On the comparative German law and "economic common sense" arguments
The Company argued that relying on German tax law and Bundesfinanzhof case law, share premium reimbursements should be treated as tax-neutral returns of capital. The Lower Administrative Court however rejected this argument, noting that the Company had not demonstrated that such principles were incorporated into Luxembourg law or reflected in the legislative intent of the LITL. The Lower Administrative Court also dismissed the “economic common sense” argument. While acknowledging that interpretative principles may, in some cases, rely on considerations of common sense, it held that such reasoning can only play a subsidiary role and cannot override clear legal provisions. Its function is limited to avoiding manifestly absurd results.
Conclusion
The Lower Administrative Court confirmed the position of the ACD that a repayment of share premium without a formal reduction of share capital falls within the scope of Article 97(1) LITL, constituted capital income and is subject to Luxembourg WHT under Article 146 LITL unless a WHT exemption or reduction under a double tax treaty or the participation exemption regime applies.

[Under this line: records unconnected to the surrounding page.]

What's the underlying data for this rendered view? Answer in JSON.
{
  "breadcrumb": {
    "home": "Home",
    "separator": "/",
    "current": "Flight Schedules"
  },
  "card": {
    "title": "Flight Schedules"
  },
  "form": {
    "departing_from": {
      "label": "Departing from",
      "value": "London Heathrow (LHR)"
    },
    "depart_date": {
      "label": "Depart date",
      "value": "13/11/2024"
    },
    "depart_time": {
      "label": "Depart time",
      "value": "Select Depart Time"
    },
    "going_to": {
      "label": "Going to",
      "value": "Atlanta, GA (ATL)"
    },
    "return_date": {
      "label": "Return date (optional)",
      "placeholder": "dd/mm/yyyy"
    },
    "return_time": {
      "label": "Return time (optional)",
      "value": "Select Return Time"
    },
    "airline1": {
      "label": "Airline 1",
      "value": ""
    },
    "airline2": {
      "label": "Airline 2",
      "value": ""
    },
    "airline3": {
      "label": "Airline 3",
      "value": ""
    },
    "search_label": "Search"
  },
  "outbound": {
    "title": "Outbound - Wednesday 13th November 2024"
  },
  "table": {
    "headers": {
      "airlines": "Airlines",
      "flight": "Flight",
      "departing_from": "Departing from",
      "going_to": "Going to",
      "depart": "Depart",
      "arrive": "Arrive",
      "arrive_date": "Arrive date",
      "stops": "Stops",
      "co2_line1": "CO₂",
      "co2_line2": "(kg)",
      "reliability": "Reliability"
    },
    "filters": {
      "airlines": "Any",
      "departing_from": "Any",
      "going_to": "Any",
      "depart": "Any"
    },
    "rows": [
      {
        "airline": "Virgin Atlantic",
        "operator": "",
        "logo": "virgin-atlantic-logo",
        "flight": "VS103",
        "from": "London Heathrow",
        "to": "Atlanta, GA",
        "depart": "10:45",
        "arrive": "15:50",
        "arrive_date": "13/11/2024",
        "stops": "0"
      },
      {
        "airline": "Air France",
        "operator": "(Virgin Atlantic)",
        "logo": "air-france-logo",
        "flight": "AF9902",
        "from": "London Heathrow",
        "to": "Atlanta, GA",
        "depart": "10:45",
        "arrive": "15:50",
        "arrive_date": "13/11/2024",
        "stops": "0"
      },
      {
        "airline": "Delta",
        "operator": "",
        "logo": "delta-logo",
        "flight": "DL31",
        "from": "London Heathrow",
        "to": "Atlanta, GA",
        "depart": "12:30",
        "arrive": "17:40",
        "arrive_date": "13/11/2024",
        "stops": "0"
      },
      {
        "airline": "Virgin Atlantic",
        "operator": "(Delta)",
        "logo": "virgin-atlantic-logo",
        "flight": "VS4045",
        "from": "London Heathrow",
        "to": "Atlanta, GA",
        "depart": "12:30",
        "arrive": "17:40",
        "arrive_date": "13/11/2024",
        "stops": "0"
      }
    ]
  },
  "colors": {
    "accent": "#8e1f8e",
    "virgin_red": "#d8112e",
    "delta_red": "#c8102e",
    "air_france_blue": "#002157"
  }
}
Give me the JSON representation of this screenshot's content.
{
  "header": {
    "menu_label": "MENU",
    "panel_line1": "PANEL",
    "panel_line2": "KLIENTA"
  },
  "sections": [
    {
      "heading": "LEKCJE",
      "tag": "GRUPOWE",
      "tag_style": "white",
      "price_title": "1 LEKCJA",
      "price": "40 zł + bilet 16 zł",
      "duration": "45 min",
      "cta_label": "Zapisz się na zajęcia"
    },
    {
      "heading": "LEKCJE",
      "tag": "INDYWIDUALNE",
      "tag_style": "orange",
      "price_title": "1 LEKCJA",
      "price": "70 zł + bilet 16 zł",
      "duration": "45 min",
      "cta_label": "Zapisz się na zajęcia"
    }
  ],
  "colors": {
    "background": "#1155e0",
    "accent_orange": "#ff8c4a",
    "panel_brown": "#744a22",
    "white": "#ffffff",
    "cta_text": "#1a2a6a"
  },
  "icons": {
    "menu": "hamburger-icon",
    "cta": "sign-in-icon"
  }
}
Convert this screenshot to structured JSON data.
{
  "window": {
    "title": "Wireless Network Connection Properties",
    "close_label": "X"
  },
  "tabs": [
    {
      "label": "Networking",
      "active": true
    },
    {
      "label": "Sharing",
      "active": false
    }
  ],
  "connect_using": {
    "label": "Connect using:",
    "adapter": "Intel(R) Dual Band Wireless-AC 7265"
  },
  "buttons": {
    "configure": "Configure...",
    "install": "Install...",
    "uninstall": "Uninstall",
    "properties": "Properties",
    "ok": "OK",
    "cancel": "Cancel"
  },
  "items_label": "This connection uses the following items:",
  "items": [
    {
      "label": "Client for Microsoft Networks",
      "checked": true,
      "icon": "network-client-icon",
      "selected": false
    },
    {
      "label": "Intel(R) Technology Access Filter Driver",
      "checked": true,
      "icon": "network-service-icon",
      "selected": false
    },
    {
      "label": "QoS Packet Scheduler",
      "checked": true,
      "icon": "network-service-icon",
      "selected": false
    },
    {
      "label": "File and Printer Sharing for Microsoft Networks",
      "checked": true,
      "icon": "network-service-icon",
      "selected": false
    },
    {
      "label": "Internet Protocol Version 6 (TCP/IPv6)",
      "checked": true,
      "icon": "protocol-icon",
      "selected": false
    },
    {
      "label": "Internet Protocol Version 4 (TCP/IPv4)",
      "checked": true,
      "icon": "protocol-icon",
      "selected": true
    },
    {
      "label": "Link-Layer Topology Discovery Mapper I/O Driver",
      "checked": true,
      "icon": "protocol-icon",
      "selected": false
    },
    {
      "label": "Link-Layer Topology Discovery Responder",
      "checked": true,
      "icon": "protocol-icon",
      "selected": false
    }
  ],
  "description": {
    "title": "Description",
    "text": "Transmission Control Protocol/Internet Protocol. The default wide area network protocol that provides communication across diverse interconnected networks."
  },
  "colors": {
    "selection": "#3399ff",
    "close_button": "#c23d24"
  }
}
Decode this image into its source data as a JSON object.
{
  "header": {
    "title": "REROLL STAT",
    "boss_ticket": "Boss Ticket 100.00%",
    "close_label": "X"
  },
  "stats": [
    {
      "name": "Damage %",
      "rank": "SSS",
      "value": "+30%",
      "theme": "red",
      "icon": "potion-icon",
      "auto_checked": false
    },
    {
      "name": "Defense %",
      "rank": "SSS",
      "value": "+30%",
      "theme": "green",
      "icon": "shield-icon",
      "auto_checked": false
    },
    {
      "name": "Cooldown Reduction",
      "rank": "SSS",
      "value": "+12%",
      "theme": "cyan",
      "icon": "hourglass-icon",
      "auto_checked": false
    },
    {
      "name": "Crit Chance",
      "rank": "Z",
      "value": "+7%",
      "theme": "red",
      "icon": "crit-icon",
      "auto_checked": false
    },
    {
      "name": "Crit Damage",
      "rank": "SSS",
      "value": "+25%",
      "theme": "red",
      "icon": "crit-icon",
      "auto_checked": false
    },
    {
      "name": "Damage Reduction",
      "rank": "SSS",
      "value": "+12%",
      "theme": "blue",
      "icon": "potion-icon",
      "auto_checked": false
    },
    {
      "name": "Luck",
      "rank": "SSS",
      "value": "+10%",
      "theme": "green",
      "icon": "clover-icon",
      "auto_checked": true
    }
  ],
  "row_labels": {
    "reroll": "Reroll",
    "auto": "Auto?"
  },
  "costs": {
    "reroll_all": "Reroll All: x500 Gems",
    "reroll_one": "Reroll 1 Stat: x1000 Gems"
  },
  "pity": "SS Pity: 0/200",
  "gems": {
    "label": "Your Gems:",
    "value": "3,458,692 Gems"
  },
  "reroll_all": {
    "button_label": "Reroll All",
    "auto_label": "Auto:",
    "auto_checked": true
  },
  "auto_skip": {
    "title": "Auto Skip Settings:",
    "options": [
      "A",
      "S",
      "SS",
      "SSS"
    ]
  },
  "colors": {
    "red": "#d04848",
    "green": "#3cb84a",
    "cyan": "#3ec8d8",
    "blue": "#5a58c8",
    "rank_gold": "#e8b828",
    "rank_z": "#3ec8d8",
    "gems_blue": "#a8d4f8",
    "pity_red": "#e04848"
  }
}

This judgment is likely to be appealed in front of the Higher Administrative Court (Cour administrative), given its significance and its practical implications. Indeed, the Lower Administrative Court adopted a strict literal interpretation of Article 97(3) LITL, aligning the concept of “share capital” with its company law meaning and treating the distinction between share capital and share premium as decisive, rejecting the substance-over-form and the “economic common sense” approach, which is noteworthy particularly in light of the broader role that substance-over-form considerations play in most Luxembourg tax law and the unintended outcome this conclusion could have in certain situations.
What this means for you
This judgment has immediate practical implications for Luxembourg companies and their shareholders that intend to make distributions from share premium reserves without accompanying it by formal share capital reductions, as those would be subject to 15% WHT (unless exempt under other provision of the LITL or double tax treaties).
Given the likelihood of an appeal, further developments should be closely monitored.